Jean Francois Fonteneau was born in Montaigu, France, in 1971. He received the M.A. degree in cellular biology from Rennes University, Rennes, France, in 1994, and the Ph.D. degree from Nantes University, Nantes, France, in 1999. During his thesis training, he studied CD8+ T lymphocytes response against melanoma in the INSERM Laboratory of Pr Francine Jotereau. He then joined the 2011 Nobel prize Dr Ralph Steinman's Laboratory as a Postdoctoral Fellow under the direction of Dr Nina Bhardwaj at Rockefeller University, New York, NY, USA, from 2000 to 2003, where he studied dendritic cells biology, notably cross-presentation of viral antigens and interactions between virus/myeloid DC/plasmacytoid DC. In 2003, he returned to Pr Francine Jotereau Laboratory, INSERMU892, Nantes to identify new melanoma epitopes recognized by CD8+ and CD4+ T cells.

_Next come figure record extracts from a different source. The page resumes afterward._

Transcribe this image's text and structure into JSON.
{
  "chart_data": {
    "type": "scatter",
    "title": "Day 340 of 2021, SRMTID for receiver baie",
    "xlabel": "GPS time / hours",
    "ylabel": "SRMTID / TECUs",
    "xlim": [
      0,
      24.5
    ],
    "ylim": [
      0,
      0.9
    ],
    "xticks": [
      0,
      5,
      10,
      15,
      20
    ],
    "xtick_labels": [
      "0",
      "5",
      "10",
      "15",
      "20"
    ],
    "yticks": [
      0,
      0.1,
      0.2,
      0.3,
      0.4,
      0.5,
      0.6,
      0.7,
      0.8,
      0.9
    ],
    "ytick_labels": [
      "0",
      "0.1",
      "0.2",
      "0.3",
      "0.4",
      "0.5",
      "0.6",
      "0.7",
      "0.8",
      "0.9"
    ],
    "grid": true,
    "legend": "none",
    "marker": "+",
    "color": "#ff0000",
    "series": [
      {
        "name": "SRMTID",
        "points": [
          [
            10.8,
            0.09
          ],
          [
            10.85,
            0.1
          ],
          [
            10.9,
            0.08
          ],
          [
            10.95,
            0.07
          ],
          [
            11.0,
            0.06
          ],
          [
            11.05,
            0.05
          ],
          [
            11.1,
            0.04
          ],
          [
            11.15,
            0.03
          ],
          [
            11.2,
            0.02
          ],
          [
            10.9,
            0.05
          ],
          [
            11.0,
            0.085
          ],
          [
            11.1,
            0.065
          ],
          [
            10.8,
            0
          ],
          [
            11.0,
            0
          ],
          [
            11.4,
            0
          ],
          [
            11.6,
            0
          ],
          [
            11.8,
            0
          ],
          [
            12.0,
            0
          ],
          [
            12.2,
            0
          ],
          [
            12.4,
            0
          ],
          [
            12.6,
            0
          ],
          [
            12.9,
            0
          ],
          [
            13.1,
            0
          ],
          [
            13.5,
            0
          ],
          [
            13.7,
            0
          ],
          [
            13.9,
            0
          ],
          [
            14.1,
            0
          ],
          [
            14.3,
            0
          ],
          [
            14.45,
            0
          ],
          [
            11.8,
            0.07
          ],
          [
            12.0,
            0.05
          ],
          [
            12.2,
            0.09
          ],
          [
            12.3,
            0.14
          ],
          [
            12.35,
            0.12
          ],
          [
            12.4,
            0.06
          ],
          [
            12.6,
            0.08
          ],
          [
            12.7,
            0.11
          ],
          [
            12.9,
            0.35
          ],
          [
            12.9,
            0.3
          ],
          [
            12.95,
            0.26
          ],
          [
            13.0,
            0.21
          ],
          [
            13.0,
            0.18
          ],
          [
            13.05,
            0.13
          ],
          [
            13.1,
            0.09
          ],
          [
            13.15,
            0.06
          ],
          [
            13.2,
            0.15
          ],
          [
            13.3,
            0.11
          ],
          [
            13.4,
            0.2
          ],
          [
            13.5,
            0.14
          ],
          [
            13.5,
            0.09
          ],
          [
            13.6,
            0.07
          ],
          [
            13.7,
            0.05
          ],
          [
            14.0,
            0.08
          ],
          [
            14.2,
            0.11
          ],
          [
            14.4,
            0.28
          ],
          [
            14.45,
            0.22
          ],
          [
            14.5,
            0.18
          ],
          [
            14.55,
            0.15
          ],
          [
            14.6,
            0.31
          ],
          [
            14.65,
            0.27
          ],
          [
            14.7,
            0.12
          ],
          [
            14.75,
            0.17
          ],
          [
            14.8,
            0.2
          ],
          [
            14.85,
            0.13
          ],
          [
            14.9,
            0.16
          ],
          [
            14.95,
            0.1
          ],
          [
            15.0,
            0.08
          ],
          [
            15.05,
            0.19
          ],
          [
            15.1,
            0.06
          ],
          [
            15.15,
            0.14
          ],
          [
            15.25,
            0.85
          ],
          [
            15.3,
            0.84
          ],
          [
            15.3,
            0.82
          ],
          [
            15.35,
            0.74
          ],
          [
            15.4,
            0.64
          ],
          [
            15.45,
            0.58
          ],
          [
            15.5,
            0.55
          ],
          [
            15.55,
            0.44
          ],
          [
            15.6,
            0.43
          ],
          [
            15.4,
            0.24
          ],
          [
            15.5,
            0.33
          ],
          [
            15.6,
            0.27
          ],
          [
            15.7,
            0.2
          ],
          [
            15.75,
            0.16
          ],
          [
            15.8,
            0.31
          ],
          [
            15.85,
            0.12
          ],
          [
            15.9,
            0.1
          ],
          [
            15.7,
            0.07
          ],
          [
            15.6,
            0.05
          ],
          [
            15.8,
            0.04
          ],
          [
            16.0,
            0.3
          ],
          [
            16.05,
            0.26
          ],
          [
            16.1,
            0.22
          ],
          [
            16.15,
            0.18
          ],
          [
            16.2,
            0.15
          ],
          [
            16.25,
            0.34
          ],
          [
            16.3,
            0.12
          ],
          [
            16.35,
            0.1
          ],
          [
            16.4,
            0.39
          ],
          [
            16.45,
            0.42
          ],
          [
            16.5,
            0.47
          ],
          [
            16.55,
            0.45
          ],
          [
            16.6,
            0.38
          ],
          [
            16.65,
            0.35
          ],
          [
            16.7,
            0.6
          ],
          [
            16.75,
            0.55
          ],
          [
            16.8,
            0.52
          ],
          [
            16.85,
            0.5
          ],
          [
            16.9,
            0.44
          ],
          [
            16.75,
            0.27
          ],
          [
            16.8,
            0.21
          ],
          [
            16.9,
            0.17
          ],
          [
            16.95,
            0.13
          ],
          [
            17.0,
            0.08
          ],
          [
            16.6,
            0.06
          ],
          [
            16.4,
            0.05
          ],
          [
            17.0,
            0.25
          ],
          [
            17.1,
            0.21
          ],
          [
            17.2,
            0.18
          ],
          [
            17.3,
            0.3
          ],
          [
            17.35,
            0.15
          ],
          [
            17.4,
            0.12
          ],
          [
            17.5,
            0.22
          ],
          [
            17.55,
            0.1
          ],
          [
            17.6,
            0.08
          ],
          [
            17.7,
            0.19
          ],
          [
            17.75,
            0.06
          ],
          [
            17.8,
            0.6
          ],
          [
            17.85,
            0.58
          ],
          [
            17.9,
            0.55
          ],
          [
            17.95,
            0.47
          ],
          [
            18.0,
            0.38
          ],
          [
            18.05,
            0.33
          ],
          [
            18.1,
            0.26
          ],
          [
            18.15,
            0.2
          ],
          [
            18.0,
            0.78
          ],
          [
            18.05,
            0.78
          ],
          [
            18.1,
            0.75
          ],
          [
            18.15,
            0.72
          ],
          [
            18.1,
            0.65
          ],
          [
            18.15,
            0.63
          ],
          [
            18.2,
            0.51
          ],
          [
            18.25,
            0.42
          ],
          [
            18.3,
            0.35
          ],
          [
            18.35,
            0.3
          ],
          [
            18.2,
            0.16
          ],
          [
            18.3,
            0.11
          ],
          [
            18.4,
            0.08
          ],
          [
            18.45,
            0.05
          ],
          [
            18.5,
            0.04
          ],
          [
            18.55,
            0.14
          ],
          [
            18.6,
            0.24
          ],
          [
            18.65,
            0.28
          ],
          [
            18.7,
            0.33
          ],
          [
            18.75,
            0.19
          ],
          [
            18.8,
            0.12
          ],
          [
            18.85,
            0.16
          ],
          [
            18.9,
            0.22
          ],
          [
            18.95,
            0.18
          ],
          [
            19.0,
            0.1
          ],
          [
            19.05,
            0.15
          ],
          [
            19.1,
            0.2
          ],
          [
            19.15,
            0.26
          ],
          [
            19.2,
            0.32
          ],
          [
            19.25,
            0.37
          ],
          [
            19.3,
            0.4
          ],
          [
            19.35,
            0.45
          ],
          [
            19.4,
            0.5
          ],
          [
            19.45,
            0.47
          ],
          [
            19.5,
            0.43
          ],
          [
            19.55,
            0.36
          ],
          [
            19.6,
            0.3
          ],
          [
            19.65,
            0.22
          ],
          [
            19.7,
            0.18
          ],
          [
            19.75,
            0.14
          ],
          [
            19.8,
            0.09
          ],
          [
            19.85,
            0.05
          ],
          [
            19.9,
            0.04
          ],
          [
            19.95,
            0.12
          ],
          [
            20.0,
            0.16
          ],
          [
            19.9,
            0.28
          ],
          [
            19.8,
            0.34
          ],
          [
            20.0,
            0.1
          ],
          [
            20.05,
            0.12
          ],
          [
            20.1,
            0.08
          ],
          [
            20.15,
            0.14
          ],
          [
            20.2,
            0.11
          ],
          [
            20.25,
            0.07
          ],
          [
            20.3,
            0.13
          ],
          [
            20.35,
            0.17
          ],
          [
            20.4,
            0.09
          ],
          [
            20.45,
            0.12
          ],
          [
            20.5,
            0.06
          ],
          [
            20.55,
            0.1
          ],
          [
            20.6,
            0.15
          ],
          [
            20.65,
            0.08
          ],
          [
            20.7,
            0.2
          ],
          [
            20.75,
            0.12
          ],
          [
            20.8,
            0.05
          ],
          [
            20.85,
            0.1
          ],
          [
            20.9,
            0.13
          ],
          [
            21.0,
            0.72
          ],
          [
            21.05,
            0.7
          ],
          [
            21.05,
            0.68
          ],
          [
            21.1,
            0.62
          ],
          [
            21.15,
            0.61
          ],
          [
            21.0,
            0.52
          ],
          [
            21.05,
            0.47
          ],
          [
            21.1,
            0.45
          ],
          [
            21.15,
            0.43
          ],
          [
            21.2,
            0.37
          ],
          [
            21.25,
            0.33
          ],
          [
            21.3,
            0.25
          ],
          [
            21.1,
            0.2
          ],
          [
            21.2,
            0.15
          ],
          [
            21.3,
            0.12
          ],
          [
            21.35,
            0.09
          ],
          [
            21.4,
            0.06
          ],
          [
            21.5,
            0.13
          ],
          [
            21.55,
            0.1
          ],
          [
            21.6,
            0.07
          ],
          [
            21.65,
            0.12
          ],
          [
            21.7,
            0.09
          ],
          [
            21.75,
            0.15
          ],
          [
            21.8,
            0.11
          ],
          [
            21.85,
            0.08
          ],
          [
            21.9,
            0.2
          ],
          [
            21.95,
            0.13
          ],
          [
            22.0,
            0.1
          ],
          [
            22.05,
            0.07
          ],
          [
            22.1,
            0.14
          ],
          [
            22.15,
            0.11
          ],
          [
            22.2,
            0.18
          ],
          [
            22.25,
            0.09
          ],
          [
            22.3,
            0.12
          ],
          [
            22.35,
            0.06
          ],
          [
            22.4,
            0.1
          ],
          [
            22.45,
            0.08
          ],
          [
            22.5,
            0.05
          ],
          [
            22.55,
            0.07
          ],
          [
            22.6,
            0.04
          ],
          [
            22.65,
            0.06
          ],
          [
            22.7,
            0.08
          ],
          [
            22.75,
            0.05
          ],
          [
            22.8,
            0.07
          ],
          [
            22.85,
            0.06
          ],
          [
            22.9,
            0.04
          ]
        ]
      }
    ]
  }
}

In 2009, he joined Dr Marc Gregoire's Laboratory, INSERMU892, Nantes, to study immune response against pleural mesothelioma and innovative strategies to induce Immunogenic cell death of this cancer.

Scientific summary

Malignant pleural mesothelioma (MPM) is an aggressive tumor of the pleura, usually associated with chronic asbestos exposure. Clinical strategies for MPM treatments including chemotherapy, radiotherapy and surgery, are of limited efficacy, urging search for new therapeutic approaches. Our laboratory is studying two new therapeutic strategies to treat this cancer, which are based on the induction of an immunogenic tumor cell death which may induce an anti-tumor immune response. These strategies are (1) the use of epigenetic drugs such as hypomethylating drugs and/or histone deacetylase inhibitors, and (2) the use of oncolytic virus, such as the vaccine attenuated strain of Measles virus, which kills specifically tumor cells. We study the immunological consequences of these treatments such as their effects on tumor associated antigen expression. We characterize the release of “damage associated molecular pattern” by tumor cells killed by these treatments and how it affects the maturation status of dendritic cells. We also study the immunogenic status of untreated MPM tumor cells such as their expression of tumor associated antigens and their recognition by T cells.